From blankets to satellite phones, UN rushes help to tsunami-stricken Japan
From blankets to emergency communications equipment to technological expertise, United Nations agencies are rushing assistance to Japan to help cope with the multi-front disaster caused by last week’s devastating earthquake, tsunami and nuclear power plant breakdown.
The UN International Telecommunication Union (ITU) has already sent emergency equipment to areas severely affected by the tsunami, noting that re-establishing communications is a “critical tool” to ensure timely support for victims and rescue and rehabilitation efforts in the immediate aftermath of a disaster in which more than 5,000 people died, nearly 9,000 others are missing, and vast swathes of coast and infrastructure were overwhelmed by massive waves.
Among material already deployed are 78 Thuraya satellite phones equipped with Global Positioning System (GPS) technology to facilitate search and rescue efforts, along with 13 Iridium satellite phones and 37 Inmarsat Broadband Global Area Network terminals. An additional 30 Inmarsat terminals are ready for dispatch. The equipment can be charged by car batteries and are supplied with solar panels to enable operations during power outages.
“ITU is prepared to help the Government and people of Japan in every way possible in their hour of need and to deal with the colossal tragedy that has overwhelmed the country with unimaginable loss of life and property,” ITU Secretary-General Hamadoun Touré said.
On the technology front, International Atomic Energy Agency (IAEA) Director General Yukiya Amano was on his way to Japan today to see what further help the UN agency that coordinates global nuclear safety can offer for the stricken Fukushima Daiichi nuclear plant, where a loss of power to the cooling systems has led to explosions, the release of radiation and the threat of further contamination.
“The situation remains very serious but there’s been no significant worsening since yesterday,” IAEA Special Adviser on Scientific and Technical Affairs, Graham Andrew told a news briefing at agency headquarters in Vienna.
The current situation in reactors one, two and three whose cores have suffered damage appears to be relatively stable but “unit four in particular remains a major safety concern,” he said, noting that no information is available on the level of water in the spent fuel pond and no temperature indication has been received since 14 March when it was 84 degrees Celsius.
The IAEA is now receiving radiation dose measures from 47 Japanese cities. In Tokyo there has been no significant change since yesterday and the measures remain well below danger levels for human health. At some sites within 30 kilometres of Fukushima, the dose rates rose significantly in the last 24 hours, more than doubling in one location.
Before leaving for Japan, Mr. Amano had a further phone conversation with Secretary-General Ban Ki-moon, who pledged all possible support for IAEA efforts.
He also met with Tibor Tóth of Hungary, Executive Secretary of the UN-backed Preparatory Commission for the Comprehensive Nuclear-Test-Ban Organization (CTBTO), to discuss access to data it collects from its global monitoring stations that can show the trajectory of any radioactive plume from the plant. These radionuclide stations use air samplers to detect radioactive particles released from nuclear incidents.
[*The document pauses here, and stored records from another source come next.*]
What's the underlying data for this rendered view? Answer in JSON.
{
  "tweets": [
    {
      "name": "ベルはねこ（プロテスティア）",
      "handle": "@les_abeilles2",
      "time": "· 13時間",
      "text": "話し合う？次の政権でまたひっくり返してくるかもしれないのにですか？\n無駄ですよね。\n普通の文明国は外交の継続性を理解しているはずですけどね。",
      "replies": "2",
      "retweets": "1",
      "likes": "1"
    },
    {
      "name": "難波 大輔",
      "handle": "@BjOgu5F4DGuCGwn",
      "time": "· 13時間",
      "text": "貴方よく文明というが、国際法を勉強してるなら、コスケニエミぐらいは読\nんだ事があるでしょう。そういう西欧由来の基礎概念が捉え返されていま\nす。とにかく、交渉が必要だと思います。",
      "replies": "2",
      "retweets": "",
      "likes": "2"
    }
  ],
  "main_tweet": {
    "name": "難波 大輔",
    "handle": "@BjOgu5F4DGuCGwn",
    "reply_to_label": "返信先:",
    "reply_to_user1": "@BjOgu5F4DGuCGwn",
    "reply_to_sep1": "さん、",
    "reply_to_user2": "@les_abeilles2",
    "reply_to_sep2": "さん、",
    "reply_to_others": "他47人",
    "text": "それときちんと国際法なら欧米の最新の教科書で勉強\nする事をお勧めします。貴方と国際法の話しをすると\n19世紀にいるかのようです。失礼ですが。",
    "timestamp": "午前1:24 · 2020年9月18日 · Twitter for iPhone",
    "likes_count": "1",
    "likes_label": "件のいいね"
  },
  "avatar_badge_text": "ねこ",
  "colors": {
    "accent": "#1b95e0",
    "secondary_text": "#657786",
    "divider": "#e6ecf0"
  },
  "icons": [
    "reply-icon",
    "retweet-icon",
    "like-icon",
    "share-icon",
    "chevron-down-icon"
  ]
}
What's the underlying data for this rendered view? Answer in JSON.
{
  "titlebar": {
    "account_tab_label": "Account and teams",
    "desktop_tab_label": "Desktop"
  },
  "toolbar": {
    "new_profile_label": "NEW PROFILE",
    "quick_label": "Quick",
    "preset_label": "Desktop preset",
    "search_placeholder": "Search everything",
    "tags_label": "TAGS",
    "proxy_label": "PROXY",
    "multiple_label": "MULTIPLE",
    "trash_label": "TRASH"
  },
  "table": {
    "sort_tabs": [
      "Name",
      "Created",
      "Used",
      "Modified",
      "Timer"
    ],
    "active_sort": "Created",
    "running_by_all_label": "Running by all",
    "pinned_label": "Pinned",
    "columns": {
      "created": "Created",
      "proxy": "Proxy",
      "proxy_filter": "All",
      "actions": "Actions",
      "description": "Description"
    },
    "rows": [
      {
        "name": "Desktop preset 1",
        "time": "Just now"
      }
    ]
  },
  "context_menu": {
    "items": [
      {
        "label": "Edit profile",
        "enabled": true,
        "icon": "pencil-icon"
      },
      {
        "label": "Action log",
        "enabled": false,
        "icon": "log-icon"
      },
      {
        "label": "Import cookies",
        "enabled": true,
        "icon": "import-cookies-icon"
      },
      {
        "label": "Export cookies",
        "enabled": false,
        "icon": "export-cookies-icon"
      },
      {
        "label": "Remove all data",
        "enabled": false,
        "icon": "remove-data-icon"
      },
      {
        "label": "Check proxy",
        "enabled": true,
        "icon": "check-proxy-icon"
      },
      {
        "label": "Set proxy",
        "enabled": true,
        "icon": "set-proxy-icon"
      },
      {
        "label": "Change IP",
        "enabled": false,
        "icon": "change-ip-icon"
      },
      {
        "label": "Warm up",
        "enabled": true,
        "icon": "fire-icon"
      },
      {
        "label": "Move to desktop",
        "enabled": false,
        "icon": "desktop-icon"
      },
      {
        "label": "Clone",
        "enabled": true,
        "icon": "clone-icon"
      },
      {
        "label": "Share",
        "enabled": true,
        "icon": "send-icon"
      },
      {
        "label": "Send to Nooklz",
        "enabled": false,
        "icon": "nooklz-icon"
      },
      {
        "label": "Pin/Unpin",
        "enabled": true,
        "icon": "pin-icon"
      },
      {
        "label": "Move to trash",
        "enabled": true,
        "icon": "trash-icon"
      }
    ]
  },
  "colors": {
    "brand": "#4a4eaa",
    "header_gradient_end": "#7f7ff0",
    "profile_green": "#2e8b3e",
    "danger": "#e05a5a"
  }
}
CTBTO spokesperson Annika Thunborg said the data has been sent to the body’s 182 Member States and 1,200 scientific institutions. She told the UN News Centre that the monitors pick up the direction of any plume, rather than the amount of radiation.
The IAEA is also in contact with the UN World Meteorological Organization (WMO), which has activated its Environmental Emergency Response mechanism and is monitoring the direction of winds and any potential path.
As to immediate relief for the thousands of survivors who have now spent six freezing nights, many without heating, water or sanitation, the UN World Food Programme (WFP) is deploying experts in logistics and supply chain management to help facilitate swift movement of needed supplies. It has already started assisting in the transport of 60,000 blankets to affected areas, where some 23,000 people are estimated to still remain isolated.
“Today WFP stands with Japan, one of the most generous humanitarian nations on earth that has always been there when others have needed help,” WFP Executive Director Josette Sheeran said, citing “the epic logistical challenges they face in their heroic rescue efforts.”
As the lead logistics agency for the UN in emergency operations across the globe, WFP has built up decades of experience in delivering food and other relief items in challenging environments, and is relied upon across the world to provide transport for the entire humanitarian community, moving goods and people across huge distances and often in hostile and remote environments.
Meanwhile, a joint contingent comprising a UN Disaster Assessment and Coordination (UNDAC) team and a United States Disaster Assistance Response Team flew from Tokyo on US military helicopters today for an on-site assessment of the stricken areas.
At Oarai, a small town in Ibaraki prefecture, they conducted an aerial survey before landing and securing ground transport to assess tsunami damage within the city. Considerable damage to boats and some shore-front properties was observed, and locals reported fuel and food shortages due to damaged roads into the area, which made it difficult to bring in supplies.
The team then attempted to fly to Sendai, the largest city in the stricken area that was particularly devastated by the tsunami, but bad weather over the mountains prevented the helicopters from proceeding, forcing the team back to Tokyo.